Anthony Ray Hinton is free at last after 30 years on death row. The Washington Post reports,

Anthony Ray Hinton was one of Alabama’s longest-serving death row inmates, having spent more than half his life incarcerated. Now, after three decades of insisting that he is innocent in the 1985 murders of two men, the 58-year-old Hinton is finally a free man.

“The sun does shine,” Hinton said just after his release from jail on Friday, according to AL.com.

His freedom came down to the same four bullets that put him in jail to begin with.

“I shouldn’t have (sat) on death row for 30 years,” he told reporters according to CNN. “All they had to do was to test the gun.”
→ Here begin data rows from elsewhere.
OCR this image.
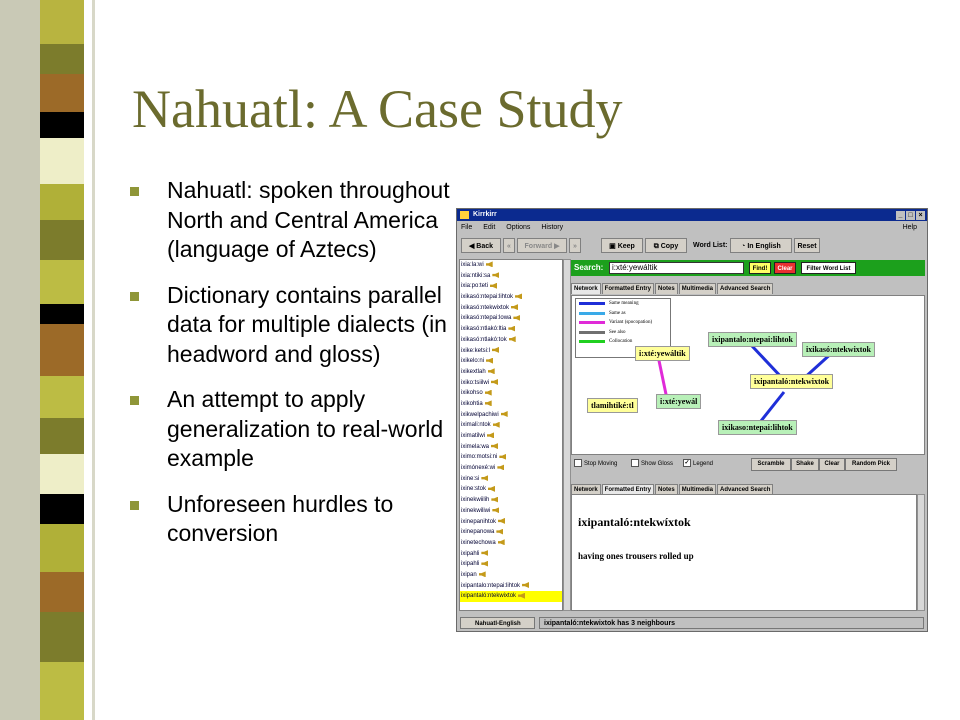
Nahuatl: A Case Study
Nahuatl: spoken throughout North and Central America (language of Aztecs)
Dictionary contains parallel data for multiple dialects (in headword and gloss)
An attempt to apply generalization to real-world example
Unforeseen hurdles to conversion
Kirrkirr	_ □ ×
File Edit Options History	Help
◀ Back	«	Forward ▶	»	▣ Keep	⧉ Copy	Word List:	◔ In English	Reset
ixia:la:wi
ixia:ntiki:sa
ixia:po:teti
ixikasó:ntepai:lihtok
ixikasó:ntekwixtok
ixikasó:ntepai:lowa
ixikasó:ntlakó:ltia
ixikasó:ntlakó:tok
ixike:ketsi:l
ixikelo:ni
ixikextlah
ixiko:tsiilwi
ixikohso
ixikohtia
ixikwelpachiwi
iximali:ntok
iximatilwi
iximela:wa
iximo:motsi:ni
iximónexé:wi
ixine:si
ixine:stok
ixinekwiilih
ixinekwiliwi
ixinepanihtok
ixinepanowa
ixinetechowa
ixipahli
ixipahli
ixipan
ixipantalo:ntepai:lihtok
ixipantaló:ntekwixtok
Search:
i:xté:yewáltik	Find!	Clear	Filter Word List
Network Formatted Entry Notes Multimedia Advanced Search
Same meaning
Same as
Variant (spocopation)
See also
Collocation
i:xté:yewáltik
ixipantalo:ntepai:lihtok
ixikasó:ntekwixtok
ixipantaló:ntekwixtok
tlamihtiké:tl	i:xté:yewál
ixikaso:ntepai:lihtok
Stop Moving	Show Gloss ✓ Legend	Scramble	Shake	Clear	Random Pick
Network Formatted Entry Notes Multimedia Advanced Search
ixipantaló:ntekwíxtok
having ones trousers rolled up
Nahuatl-English	ixipantaló:ntekwixtok has 3 neighbours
He added: “Everybody that played a part in sending me to death row, you will answer to God.”

Hinton was convicted of two separate killings of restaurant workers — the Feb. 25, 1985, slaying of John Davidson, and the July 2, 1985, killing of Thomas Vason — even though there were no eyewitnesses linking Hinton to the crimes, no fingerprints linking him to the scene, and no other physical evidence except for the questionable link between a set of bullets and a gun found in Hinton’s home.

Subsequent tests of the only physical evidence in the case raised serious doubts about whether the weapon in Hinton’s home had fired those bullets — and it even called into question whether the bullets were all fired from the same gun.

Why was he convicted, you ask? His lawyer thought he was limited to spending $1,000 to hire an expert, so he hired a civil engineer who was blind in one eye, could not handle a microscope and did not know much about ballistics. Needless to say, he did not fare well on cross examination.

The United States Supreme Court (SCOTUS) unanimously vacated his conviction and death sentence last year and remanded the case to the trial court to hold a hearing to determine if his lawyer’s failure to provide effective assistance of counsel prejudiced his defense. He was granted a new trial and on Wednesday prosecutors filed a motion to dismiss the case on the ground that three ballistics experts could not link the bullets to the gun.

Thanks to one of my heroes, Bryan Stevenson, Anthony Ray Hinton is free at last.